I think it's funny how life takes you by surprise sometimes. My biological father died almost 2 years ago. It had been 5 years since I'd seen him. If not for my cousin I really doubt I would have even known he was sick. And by the time I found out-he was really sick.
At that time I was really amazed at myself that I felt nothing. Really nothing. The last time I ever saw my father was Christmas 2001. I was visiting Pennsylvania from college and had stopped by my aunt's house where everyone on that side of the family was. I took my cousin Julie along from my mom's side of the family as my personal buffer/body guard! My dad was playing cards with some people at the table. When I walked in he said, "what's up?" and went back to his card game. He never got up and never even looked my direction. And I found it really amazing that I was with the man who created me and felt invisible. A few minutes later he said, "how are things at the university of Tennessee?" Right dad. At that point I had been at Asbury College in Kentucky for over 3 years. And I decided right then and there that I was done. I was done trying to maintain a relationship with this man, I was done caring, and although I would always forgive him and respect him for the position he held in my life, he would no longer be a part of my day to day thinking. And somewhere in my spirit that day - I moved on. I had to.

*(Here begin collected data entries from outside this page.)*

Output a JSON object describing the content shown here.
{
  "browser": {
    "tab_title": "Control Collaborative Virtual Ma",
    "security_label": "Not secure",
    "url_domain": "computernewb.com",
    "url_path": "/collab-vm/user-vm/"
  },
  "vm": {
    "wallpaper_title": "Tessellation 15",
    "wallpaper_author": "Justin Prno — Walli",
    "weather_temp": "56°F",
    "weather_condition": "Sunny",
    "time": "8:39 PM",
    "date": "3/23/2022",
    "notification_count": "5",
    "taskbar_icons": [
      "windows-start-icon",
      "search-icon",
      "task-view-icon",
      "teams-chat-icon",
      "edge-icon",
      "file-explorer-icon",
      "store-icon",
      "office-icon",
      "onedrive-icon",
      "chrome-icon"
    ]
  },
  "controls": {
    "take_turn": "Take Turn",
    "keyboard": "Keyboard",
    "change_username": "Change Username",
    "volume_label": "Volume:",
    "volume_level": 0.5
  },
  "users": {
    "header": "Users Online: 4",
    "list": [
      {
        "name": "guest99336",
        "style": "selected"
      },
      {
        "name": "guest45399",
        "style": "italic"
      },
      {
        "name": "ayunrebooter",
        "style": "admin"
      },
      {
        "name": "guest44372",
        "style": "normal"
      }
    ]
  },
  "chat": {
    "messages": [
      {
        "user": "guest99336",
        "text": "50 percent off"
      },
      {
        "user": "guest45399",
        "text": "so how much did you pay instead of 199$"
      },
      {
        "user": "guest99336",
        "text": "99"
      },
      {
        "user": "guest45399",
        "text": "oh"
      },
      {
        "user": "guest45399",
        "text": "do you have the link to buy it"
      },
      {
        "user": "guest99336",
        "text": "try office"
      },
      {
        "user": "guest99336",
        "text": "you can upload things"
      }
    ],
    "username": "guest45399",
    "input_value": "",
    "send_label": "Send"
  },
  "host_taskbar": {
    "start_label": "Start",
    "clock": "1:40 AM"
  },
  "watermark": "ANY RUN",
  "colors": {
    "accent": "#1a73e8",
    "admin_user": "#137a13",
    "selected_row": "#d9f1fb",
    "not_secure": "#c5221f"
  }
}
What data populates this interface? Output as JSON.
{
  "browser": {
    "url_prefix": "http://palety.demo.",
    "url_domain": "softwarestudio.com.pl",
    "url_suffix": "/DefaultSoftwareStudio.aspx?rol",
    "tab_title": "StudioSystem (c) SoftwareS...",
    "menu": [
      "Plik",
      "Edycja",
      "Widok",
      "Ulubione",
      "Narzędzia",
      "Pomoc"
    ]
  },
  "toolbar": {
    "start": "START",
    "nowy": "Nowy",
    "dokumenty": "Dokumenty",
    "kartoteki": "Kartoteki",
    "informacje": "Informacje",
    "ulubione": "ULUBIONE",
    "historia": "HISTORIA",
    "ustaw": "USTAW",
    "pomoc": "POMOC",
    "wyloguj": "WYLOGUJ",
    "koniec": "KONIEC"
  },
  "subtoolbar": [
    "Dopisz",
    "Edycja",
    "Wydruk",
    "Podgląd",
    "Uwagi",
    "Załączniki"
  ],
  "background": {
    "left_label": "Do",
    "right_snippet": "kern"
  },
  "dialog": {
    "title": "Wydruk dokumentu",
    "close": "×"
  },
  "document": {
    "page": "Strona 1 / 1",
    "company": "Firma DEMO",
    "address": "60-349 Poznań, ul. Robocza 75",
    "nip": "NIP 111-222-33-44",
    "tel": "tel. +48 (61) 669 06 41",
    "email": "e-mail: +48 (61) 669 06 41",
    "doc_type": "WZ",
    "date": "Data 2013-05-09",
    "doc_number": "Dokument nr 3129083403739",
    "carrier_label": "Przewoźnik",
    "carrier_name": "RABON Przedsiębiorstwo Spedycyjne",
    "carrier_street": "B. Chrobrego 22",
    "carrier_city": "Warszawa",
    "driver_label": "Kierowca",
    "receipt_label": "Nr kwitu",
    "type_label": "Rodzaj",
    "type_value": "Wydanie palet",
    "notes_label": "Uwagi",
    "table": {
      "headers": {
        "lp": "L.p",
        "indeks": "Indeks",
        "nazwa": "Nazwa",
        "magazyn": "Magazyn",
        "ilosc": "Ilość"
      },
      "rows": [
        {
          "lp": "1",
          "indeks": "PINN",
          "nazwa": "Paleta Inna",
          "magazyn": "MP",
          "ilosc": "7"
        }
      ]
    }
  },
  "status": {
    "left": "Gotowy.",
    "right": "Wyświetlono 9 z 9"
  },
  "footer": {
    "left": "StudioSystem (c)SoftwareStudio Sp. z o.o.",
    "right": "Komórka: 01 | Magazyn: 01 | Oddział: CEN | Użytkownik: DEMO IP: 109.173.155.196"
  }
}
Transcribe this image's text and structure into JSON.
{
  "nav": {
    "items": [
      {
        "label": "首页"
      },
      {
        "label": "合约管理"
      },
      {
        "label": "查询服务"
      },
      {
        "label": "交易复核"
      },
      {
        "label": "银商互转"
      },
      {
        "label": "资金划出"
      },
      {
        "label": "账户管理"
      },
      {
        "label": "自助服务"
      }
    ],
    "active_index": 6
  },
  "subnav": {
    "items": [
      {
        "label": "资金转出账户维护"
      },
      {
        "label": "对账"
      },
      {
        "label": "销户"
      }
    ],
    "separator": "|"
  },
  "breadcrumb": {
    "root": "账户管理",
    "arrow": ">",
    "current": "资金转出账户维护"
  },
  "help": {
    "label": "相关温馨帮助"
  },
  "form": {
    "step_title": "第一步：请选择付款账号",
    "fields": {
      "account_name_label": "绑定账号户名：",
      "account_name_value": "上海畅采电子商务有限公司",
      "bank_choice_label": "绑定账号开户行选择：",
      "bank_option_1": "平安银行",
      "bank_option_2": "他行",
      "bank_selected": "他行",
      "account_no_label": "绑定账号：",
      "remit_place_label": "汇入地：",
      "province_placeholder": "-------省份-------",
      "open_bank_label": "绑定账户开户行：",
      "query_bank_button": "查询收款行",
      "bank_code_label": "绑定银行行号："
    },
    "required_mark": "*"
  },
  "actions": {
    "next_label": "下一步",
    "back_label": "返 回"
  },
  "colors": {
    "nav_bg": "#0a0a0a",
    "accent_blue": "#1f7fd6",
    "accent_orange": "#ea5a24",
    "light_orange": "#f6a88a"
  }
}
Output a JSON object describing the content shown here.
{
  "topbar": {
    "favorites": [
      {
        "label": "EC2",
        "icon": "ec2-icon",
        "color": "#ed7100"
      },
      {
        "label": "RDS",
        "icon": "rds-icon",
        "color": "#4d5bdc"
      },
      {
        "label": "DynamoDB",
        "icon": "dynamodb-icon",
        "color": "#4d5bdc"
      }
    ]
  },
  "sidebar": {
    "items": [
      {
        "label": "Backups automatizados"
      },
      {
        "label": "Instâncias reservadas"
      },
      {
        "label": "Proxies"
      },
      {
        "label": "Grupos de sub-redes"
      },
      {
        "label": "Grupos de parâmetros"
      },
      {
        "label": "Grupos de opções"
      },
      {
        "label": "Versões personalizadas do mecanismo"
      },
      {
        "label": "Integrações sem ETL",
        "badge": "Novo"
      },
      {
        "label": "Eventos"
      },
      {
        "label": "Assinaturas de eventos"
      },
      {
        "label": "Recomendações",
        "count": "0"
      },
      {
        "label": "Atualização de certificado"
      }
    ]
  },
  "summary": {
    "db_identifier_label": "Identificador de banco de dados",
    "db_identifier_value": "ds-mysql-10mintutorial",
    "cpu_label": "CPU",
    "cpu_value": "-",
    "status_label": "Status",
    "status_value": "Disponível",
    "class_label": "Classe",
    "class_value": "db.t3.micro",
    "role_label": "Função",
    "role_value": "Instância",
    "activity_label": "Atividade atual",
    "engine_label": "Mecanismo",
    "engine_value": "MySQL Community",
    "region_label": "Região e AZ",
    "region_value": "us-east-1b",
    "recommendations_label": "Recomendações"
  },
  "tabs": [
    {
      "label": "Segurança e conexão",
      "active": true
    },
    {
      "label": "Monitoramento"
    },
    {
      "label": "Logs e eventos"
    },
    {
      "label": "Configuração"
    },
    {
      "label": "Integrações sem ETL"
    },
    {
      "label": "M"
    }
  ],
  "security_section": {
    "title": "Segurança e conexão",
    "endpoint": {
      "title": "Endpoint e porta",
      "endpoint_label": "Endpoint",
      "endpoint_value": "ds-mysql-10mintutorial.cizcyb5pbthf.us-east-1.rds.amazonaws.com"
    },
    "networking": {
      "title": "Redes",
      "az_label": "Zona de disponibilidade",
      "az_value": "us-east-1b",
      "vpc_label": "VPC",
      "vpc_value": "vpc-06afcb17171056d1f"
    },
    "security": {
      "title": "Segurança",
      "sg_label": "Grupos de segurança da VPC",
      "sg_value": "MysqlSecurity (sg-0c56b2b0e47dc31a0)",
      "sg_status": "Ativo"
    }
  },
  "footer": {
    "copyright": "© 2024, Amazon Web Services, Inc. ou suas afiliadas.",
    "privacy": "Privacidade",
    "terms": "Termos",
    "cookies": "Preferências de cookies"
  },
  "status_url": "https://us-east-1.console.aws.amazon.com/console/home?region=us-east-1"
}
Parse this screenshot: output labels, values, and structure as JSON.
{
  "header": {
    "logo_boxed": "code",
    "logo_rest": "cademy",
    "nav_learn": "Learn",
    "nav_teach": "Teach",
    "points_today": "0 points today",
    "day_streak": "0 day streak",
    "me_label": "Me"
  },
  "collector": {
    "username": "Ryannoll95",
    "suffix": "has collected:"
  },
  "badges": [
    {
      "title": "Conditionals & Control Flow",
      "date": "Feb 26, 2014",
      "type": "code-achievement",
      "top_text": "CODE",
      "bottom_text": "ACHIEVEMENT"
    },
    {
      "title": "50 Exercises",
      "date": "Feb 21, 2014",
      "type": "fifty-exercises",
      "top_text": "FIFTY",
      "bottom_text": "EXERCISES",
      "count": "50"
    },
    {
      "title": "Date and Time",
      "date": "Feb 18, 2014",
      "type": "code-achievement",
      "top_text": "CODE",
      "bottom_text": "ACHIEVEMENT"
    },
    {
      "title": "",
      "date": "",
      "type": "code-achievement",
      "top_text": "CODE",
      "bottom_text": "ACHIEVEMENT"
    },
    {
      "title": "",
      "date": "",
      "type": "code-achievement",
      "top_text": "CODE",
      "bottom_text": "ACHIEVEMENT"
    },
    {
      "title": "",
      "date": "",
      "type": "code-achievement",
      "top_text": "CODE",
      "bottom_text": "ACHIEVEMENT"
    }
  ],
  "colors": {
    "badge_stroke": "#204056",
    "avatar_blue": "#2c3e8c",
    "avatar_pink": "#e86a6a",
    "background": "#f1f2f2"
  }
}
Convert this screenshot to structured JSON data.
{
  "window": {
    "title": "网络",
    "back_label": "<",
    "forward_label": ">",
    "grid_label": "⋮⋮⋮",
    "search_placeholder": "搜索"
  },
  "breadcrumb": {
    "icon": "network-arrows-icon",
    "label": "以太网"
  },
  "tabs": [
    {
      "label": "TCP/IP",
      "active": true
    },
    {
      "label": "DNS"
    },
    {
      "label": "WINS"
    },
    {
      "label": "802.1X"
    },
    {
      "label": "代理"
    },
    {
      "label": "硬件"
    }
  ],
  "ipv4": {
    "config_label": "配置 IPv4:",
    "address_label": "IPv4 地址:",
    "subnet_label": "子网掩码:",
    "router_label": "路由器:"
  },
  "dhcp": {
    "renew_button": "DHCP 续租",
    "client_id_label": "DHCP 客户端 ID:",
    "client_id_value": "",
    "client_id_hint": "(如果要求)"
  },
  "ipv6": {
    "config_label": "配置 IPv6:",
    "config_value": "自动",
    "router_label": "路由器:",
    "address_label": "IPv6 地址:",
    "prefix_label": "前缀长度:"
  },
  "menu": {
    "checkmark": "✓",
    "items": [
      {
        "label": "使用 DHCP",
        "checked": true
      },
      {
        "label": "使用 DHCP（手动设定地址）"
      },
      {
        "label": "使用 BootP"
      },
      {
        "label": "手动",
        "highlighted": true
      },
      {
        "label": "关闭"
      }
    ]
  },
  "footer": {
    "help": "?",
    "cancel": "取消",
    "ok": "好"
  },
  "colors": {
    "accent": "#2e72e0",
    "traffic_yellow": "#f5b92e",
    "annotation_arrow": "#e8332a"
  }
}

So, it caught me off guard this morning when I found a picture of him I was using as a bookmark. It literally took my breath away. I have no idea why and before I knew it tears were streaming down my face. He missed so much. He missed the opportunity to be in relationship wtih 3 children who adored him and 2 wives that would have. My dad was the funniest, greatest guy-he just couldn't commit to anything especially relationships. If you needed something-he'd give you anything, but if it was a relationship you needed forget it. He was the epitome of a fair weathered friend. That's not an insult-that's just who he was. He would have been the best bachelor you ever met-he just had no business committing.
And I suppose somewhere in my heart I held onto the idea that one day he would call, or write, or find someway to restore a very broken relationship. I suppose to some degree you have to hold onto hope to survive. But now it's too late. I don't know why almost 2 years later today it feels final-like he's really gone. And it's weird where you notice it. I was filling out some forms today and it asked about family history. Father deceased? Yes or no. It was weird to circle yes. I don't know why. And then the Dr. said when reviewing it, "I'm sorry for your loss." I thanked him but it seems like I lost him a long time ago.
I don't know. It's strange how the soul adjusts at different times. When he passed away, it was a crazy time for a few months in my life with a bunch of little things and I think if I had taken the time to really grieve at that time I may have lost it. But now I'm at a point where I can process the loss and move on. Whether I think so or not, it does affect me and to some degree it always will.
In a fiction happily ever after world I wish he would have called a few years ago and we could have had that time to mend and restore and renew our relationship. I even wish he would have called when he was first diagnosed with lung cancer or then a year later when it had spread. I wish while he was in his right mind we would have connected. I think it was selfish of him not to do that. I'm not angry or bitter or upset at this point because I believe that's the only way he could cope was to avoid it, but I still wish he had. It might not have made a difference, but then again it might have.
His obituary described him as the best friend anyone could ask for. It didn't say anything about him as a father. I find that interesting.
Okay, that's enough Dr. Phil for today!!